Membahagiakan
orang tua pastilah keinginan setiap anak. Itulah keinginan Satrio saat ini
yaitu ingin memberikan mahkota yang paling indah untuk sang ibu disurga nanti. Keinginnanya itu
bermula ketika Satrio datang dalam acara seminar dan di tengah-tengah seminar,
sang moderator menyebutkan bahwa jika kita menjadi penghafal al qur’an maka
kita akan memberikan mahkota yang paling indah untuk ibu kita. Sepulang dari
seminar itu, Satrio langsung memeluk bundanya dan mengutarakan niatnya untuk
menjadi penghafal al qur’an dan ingin ke pesantren.Walau saat ini Satrio masih
duduk di bangku kelas 6 SD, tapi keinginan dan niatnya amatlah besar.
“bunda, aku boleh ngak masuk ke pesantren?”
“ loh ko anak bunda tiba-tiba bertanya seperti itu?”
“ gini loh bunda, kemaren waktu Satrio ikut seminar, yang
bawain seminarnya itu bilang kalau kita jadi penghafal al qur’an maka kita bisa
kasih mahkota untuk bunda kita.”
“ memangnya harus di pesantren? Dirumahkan bisa, apalagi
jika kamu menerapkan sistem pesantren di rumah pasti sama ko kaya yang di
pesantren.”
“ tapi beda bunda. Masa kak Ikhsan boleh kepesantren tapi
Satrio ngak boleh?”
“ boleh ko, tapi nanti jika kak Ikhsan sudah datang
kesini dan kamu juga harus minta pendapat abi. Kalau nanti abi ngak ngijinin
sepertinya bunda juga tak mengijinkan.”
“aaaaaaa bunda mah gitu.”
“ minta izin dulu sama abi, keputusannya nanti deh.”
“makasih bunda, (sambil mencium kening bundanya)”
Senyum
riang terpancar dari wajah Satrio dan tak henti-hentinya Satrio menceritakan
kepada teman-temannya bahwa Satrio akan ke pesantren. Respon teman-teman Satrio
berfariasi ada yang ikut senang dan merasa iri karena tak bisa ke pesantren ada
juga yang mencoba menakut-nakuti Satrio dengan mengatakan bahwa di pesantren
itu ngak enak, ngak bisa main dengan leluasa, jarang ketemu orang tua,
peraturannya ketat, disana cuma tadarusan dan dengerin ceramah aja dan banyak
celoteh lainnya. Namun Satrio mengacuhkannya.
“masa bodo, Satrio ke pesantrenkan emang mau jadi tahfidz
(penghafal al qur’an) biar bisa ngasih mahkota paling indah buat ibu Satrio,”
ketus Satrio kesal.
“ngapain juga ke pesantren? Enakan juga di sekolah biasa.

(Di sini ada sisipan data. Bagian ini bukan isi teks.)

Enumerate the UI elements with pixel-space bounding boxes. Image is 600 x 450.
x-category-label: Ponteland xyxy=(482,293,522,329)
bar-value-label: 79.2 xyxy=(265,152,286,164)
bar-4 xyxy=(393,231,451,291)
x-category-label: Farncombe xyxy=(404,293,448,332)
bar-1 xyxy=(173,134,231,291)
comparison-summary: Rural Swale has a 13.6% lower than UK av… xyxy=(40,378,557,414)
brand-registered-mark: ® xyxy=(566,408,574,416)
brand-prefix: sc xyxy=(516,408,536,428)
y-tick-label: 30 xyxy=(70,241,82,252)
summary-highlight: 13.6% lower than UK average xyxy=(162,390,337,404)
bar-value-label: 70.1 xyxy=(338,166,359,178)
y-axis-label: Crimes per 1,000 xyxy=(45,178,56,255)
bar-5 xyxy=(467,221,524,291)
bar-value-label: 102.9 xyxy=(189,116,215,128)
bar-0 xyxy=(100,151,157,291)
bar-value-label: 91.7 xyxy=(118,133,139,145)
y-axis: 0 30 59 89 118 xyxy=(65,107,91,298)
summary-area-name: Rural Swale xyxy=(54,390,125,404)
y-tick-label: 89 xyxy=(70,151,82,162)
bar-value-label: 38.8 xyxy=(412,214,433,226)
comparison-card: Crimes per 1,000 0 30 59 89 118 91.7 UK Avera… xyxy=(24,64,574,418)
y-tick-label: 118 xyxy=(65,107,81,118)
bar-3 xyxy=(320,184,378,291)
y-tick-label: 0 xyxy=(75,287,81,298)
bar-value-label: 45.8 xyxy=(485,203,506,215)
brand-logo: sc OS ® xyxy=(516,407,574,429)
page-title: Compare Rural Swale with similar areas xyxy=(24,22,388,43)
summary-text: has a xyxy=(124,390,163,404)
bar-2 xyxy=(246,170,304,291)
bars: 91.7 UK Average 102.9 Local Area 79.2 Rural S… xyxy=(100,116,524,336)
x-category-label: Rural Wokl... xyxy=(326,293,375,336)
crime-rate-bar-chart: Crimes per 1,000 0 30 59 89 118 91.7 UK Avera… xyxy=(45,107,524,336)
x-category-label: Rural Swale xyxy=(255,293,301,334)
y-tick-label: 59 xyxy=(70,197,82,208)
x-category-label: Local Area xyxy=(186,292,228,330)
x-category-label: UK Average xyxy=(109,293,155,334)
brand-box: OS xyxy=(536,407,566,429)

Nanti kan waktu kita SMP atau SMA ada ekskul yang namanya rohis dan kita bisa
memperdalam agama disitu,” balas Tito.
“beda tau to, kata mamas aku, dipesantren itu lebih
intensif apalagi didukung sama suasananya yang islami banget,” jawab Satrio.
“terserah kamu aja deh, yang penting kalau udah jadi
tahfidz beneran, ajarin Tito juga yah buat ngafalin al qu’an? Pinta Tito.
“sip
deh, nanti aku jadi murabbi kamu, hehehe...” jawab Satrio dengan senyum kecil.
“murabbi
itu apa?” tanya Tito dengan kebingungan.
“entahlah,
kak Ikhsan sering bilang gitu sama Satrio, waktu Satrio jenguk kak Ikhsan di
pesantrennya. ‘Kalau Satrio mau belajar agama biar kak Ikhsan yang jadi murabbi
kamu’ gitu kata kak Ikhsan ke Satrio,” jawab satrio dengan polosnya.
Menjadi
seorang Tahfidz, itulah cita-cita Satrio sekarang. Maka ketika mengisi biodata
tentang cita-cita, Satrio selalu mencantumkan ‘Tahfidz Al Qur’an’. Hingga suatu
ketika walikelas Satrio merasa bingung, kenapa cita-cita Satrio sukar di dengar
oleh orang-orang? Biasanya anak –anak selalu menulis cita-citanya adalah
dokter, guru, perawat, pilot dan lain sebagainya tapi kenapa Satrio lain?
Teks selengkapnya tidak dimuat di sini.